Nah. Hell was more likely to be her last resting place.

He moved, and the angel image fled. What remained was a tall man, with dark brown hair, dressed in a dark gray suit. The color of choice for those in the SIU.

She groaned again. She really wasn’t up to another tête-à-tête with the boys from the spook squad—if indeed he was one of them.

He walked down the steps, loose-limbed yet somehow graceful, then stopped near her feet and knelt down. He reached out but didn’t quite touch her right foot. She sucked in a gasp of air anyway. “Don’t—”

“I wasn’t,” he said, voice soft as he glanced up at her.

She knew those eyes. Would have recognized the odd, green-flecked hazel depths anywhere. This was the man who’d rescued her last night.

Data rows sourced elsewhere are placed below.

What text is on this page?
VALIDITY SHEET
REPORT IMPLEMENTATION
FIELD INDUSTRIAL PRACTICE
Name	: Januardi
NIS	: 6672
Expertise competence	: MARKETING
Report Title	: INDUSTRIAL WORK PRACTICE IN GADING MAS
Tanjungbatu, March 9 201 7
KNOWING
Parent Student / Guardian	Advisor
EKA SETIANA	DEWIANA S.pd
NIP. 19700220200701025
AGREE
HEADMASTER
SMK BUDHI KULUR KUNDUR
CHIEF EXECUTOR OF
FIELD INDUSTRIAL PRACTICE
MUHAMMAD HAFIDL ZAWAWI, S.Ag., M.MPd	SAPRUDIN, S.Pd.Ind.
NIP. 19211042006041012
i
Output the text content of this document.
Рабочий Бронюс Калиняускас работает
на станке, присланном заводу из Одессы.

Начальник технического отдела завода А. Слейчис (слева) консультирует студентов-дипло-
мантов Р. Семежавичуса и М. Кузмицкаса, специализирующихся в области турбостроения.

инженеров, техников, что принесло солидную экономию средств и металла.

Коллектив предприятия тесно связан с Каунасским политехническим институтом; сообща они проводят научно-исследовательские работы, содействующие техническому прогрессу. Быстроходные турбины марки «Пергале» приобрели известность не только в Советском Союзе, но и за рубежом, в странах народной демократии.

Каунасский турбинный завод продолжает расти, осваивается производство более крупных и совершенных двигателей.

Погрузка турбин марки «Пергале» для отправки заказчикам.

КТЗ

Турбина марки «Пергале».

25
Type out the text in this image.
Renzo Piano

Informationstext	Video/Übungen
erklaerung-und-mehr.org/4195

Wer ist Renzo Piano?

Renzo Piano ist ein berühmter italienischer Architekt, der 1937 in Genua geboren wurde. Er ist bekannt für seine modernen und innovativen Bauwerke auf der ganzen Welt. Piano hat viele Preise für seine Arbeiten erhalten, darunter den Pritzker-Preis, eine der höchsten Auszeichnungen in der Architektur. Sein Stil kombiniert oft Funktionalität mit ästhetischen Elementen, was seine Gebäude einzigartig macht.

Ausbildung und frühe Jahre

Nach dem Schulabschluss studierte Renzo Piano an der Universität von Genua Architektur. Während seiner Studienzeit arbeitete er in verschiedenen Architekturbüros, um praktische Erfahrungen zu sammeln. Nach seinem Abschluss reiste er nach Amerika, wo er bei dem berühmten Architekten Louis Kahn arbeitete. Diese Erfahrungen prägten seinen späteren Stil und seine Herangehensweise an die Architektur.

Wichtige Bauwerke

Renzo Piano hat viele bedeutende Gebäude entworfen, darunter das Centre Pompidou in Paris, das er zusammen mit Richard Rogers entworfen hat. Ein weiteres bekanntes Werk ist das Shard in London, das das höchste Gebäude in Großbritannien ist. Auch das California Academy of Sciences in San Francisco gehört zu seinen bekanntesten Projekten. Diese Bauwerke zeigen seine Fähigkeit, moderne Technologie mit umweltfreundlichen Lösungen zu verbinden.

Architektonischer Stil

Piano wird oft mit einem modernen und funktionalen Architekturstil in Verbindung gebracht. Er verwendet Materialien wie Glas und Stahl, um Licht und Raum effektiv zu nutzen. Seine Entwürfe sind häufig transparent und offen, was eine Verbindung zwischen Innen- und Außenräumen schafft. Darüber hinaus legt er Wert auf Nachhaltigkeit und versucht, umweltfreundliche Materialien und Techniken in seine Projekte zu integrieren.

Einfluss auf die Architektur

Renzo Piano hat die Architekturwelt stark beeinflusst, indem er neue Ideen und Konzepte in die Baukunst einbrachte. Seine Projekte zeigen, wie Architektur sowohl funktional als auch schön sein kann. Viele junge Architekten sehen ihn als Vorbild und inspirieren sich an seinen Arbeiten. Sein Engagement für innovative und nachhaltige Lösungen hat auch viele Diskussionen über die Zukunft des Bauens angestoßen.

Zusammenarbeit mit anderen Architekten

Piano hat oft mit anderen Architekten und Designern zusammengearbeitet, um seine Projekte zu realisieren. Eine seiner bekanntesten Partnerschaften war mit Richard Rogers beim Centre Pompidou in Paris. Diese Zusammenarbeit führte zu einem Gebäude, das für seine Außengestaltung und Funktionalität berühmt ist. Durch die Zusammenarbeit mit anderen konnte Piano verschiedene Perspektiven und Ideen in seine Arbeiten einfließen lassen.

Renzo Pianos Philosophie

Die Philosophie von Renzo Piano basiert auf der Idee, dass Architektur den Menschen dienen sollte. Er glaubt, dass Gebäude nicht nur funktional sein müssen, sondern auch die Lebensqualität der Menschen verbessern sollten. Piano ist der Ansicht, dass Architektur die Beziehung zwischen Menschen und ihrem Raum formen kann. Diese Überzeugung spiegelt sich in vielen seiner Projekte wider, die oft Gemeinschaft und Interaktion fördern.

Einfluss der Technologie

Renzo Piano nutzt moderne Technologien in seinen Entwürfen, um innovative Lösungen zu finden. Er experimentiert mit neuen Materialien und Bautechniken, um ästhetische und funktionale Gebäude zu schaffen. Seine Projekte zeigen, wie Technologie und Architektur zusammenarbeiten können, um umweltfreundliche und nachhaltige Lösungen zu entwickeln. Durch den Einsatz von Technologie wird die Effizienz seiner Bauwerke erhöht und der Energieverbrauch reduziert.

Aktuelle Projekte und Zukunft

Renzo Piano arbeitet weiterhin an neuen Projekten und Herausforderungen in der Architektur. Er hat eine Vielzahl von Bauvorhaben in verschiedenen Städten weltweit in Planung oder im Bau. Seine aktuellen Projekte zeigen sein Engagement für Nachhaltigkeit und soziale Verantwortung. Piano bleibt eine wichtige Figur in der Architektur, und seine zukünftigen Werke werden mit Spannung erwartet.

“What are you doing here?” she muttered, unable to keep the hint of annoyance from her voice. “And how did you find me?”

A dark eyebrow rose. “Haven’t you heard? The SIU knows all.”

So she’d guessed right; he was with the spook squad. “Let me see some ID.”

He reached inside his suit jacket and drew out a small ID card. She studied the photo and eye scan, and then glanced down at his name. Gabriel Stern. Assistant director, no less. Which was better than being confronted by Hanrahan, the formidable man in charge of the spook squad, she supposed, but it still begged the question—what was it about either her or her case that required involvement by the squad’s upper echelon?